Saturday, February 15, 2014

Sunday Morning Insight: Phase transitions and sample complexity in Bayes-optimal matrix factorization

We mentioned it before. Some of the advanced matrix factorizations now on the market have the particularity of having sharp phase transitions. This is a reflection that each of these problems are NP-Hard and that a relaxation on the assumptions of the unknowns can yield polynomial complexity algorithms as was the case of compressive sensing with the Donoho-Tanner phase transitions and attendant developments. The authors of the following paper try to devise a similar limit to what is achievable for generic matrix factorizations using Bayes optimal inference. Lenka Zdeborova's presentation at the latest Paris Machine Learning meetup on how to find a needle in a haystack? was in particular focused on clustering, a particular matrix factorization







We analyse the matrix factorization problem.

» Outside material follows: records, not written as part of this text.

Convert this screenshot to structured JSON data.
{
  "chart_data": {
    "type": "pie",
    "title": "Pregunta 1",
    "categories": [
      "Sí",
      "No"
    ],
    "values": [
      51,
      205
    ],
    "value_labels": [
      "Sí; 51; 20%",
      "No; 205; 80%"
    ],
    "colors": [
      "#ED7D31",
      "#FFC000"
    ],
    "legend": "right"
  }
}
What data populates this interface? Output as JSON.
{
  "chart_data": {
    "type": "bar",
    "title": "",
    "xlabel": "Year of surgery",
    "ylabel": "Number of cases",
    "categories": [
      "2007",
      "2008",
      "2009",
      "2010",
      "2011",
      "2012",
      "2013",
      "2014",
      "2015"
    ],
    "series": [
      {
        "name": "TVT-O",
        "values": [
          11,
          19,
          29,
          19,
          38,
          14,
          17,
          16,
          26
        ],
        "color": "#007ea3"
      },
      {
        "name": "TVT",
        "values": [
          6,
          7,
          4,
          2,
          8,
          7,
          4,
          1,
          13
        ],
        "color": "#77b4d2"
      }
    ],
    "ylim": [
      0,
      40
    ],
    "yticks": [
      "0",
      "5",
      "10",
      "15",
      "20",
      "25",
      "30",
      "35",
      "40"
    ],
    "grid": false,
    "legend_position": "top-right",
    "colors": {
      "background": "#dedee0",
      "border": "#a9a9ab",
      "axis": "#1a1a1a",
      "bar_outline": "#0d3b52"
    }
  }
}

Given a noisy measurement of a product of two matrices, the problem is to estimate back the original matrices. It arises in many applications such as dictionary learning, blind matrix calibration, sparse principal component analysis, blind source separation, low rank matrix completion, robust principal component analysis or factor analysis. We use the tools of statistical mechanics - the cavity and replica methods - to analyze the achievability and tractability of the inference problems in the setting of Bayes-optimal inference, which amounts to assuming that the two matrices have random independent elements generated from some known distribution, and this information is available to the inference algorithm. In this setting, we compute the minimal mean-squared-error achievable in principle in any computational time, and the error that can be achieved by an efficient approximate message passing algorithm. The computation is based on the asymptotic state-evolution analysis of the algorithm. The performance that our analysis predicts, both in terms of the achieved mean-squared-error, and in terms of sample complexity, is extremely promising and motivating for a further development of the algorithm.